Finalmente, também não se vê que tal solução seja violadora do princípio da proporcionalidade aflorado no artigo 18° da Constituição da República Portuguesa, por excesso, na medida em que aquela diferenciação não pode ser considerada como um meio não adequado para a prossecução dos fins visados pela lei e isto tendo em conta a liberdade de conformação legislativa do Governo, acima referida.

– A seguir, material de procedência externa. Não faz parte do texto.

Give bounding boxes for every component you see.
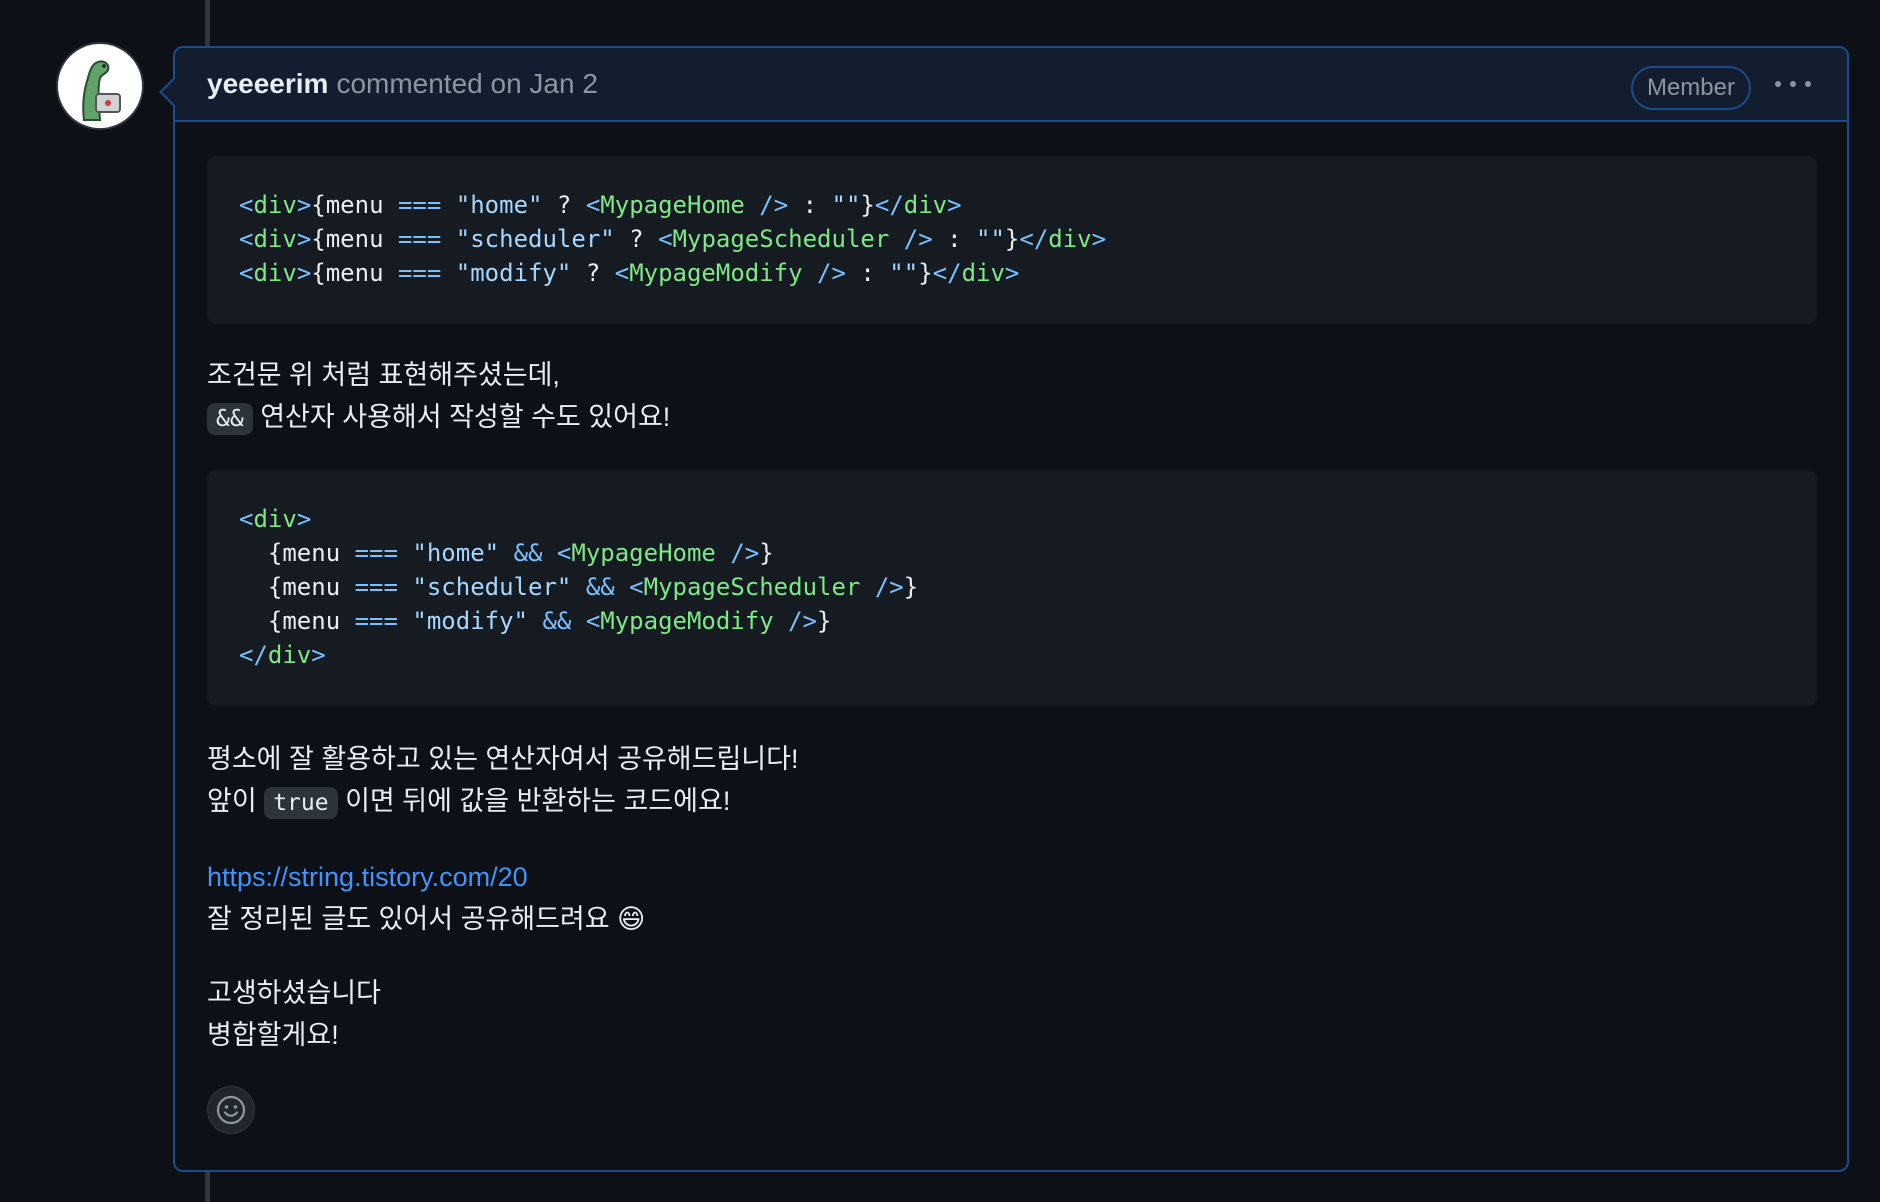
- text-line: 병합할게요!: [207, 1020, 339, 1050]
- author-name[interactable]: yeeeerim: [207, 68, 328, 100]
- text-line: 평소에 잘 활용하고 있는 연산자여서 공유해드립니다!: [207, 744, 799, 774]
- code-block-ternary: <div>{menu === "home" ? <MypageHome /> :…: [207, 156, 1817, 324]
- paragraph-explanation: 평소에 잘 활용하고 있는 연산자여서 공유해드립니다! 앞이 true 이면 …: [207, 738, 1817, 824]
- reference-link[interactable]: https://string.tistory.com/20: [207, 862, 528, 892]
- text-line: 고생하셨습니다: [207, 978, 381, 1008]
- comment-body: <div>{menu === "home" ? <MypageHome /> :…: [207, 156, 1817, 1056]
- smiley-icon: [216, 1095, 246, 1125]
- paragraph-link: https://string.tistory.com/20 잘 정리된 글도 있…: [207, 856, 1817, 940]
- comment-header: yeeeerim commented on Jan 2 Member: [175, 48, 1847, 122]
- code-line: <div>{menu === "scheduler" ? <MypageSche…: [239, 225, 1107, 253]
- code-line: <div>: [239, 505, 312, 533]
- code-block-logical-and: <div> {menu === "home" && <MypageHome />…: [207, 470, 1817, 706]
- paragraph-operator-suggestion: 조건문 위 처럼 표현해주셨는데, && 연산자 사용해서 작성할 수도 있어요…: [207, 354, 1817, 440]
- text-line: && 연산자 사용해서 작성할 수도 있어요!: [207, 396, 1817, 440]
- add-reaction-button[interactable]: [207, 1086, 255, 1134]
- dinosaur-avatar-icon: [58, 44, 142, 128]
- comment-timestamp[interactable]: commented on Jan 2: [336, 68, 598, 100]
- text-line: 조건문 위 처럼 표현해주셨는데,: [207, 360, 560, 390]
- code-line: {menu === "home" && <MypageHome />}: [239, 539, 774, 567]
- code-line: </div>: [239, 641, 326, 669]
- inline-code: true: [264, 787, 338, 819]
- paragraph-closing: 고생하셨습니다 병합할게요!: [207, 972, 1817, 1056]
- author-avatar[interactable]: [58, 44, 142, 128]
- comment-card: yeeeerim commented on Jan 2 Member <div>…: [159, 46, 1849, 1172]
- inline-code: &&: [207, 403, 253, 435]
- code-line: <div>{menu === "home" ? <MypageHome /> :…: [239, 191, 962, 219]
- member-badge: Member: [1630, 66, 1751, 110]
- text-line: 잘 정리된 글도 있어서 공유해드려요 😄: [207, 904, 646, 934]
- kebab-icon[interactable]: [1775, 72, 1811, 96]
- code-line: {menu === "scheduler" && <MypageSchedule…: [239, 573, 919, 601]
- code-line: {menu === "modify" && <MypageModify />}: [239, 607, 832, 635]
- code-line: <div>{menu === "modify" ? <MypageModify …: [239, 259, 1020, 287]
- text-line: 앞이 true 이면 뒤에 값을 반환하는 코드에요!: [207, 780, 1817, 824]
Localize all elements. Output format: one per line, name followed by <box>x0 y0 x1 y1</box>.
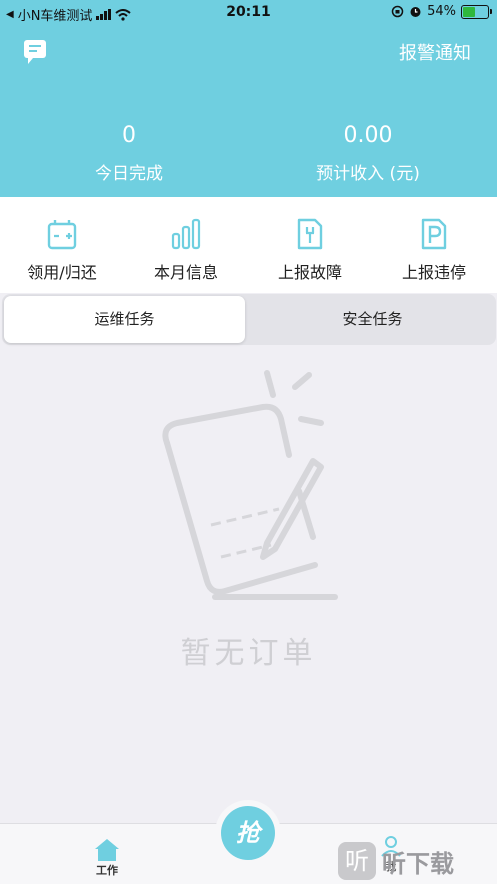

3. Outra dimensão da tutela jurisdicional efectiva
Não se vê em como a norma do n° 3 do artigo 687° do Código de Processo Civil, com a redacção anterior à introduzida pelo Decreto Lei 303/2007, “é feridente da garantia de tutela jurisdicional efectiva consagrada no artigo 20° n° 1 e 4 da Lei Fundamental” tomada no sentido que é aplicável ao requerimento de subida imediata do recurso a este Supremo.
Valem aqui as mesmas considerações aduzidas em questão anterior.
Na verdade, a aplicação da norma em causa não retira ao recorrente num recurso “per saltum” a tutela jurisdicional efectiva, sendo que o estabelecimento de um prazo para interposição desse recurso de modo nenhum pode excluir essa tutela, desde que – como é o caso – não seja arbitrariamente curto ou reduzido, dificultando irrazoavelmente a acção judicial”.
Quanto à baixa do processo à Relação, de forma nenhuma se aplica ao caso concreto em apreço o disposto no n° 4 do artigo 725° do Código de Processo Civil, que apenas se pode verificar quando “o relator entender que as questões suscitadas ultrapassam o âmbito da revista” – do mesmo número e artigo.
Não tem, assim, o processo de ser remetido à Relação.
2. É desse último despacho que é interposto o presente recurso de constitucionalidade.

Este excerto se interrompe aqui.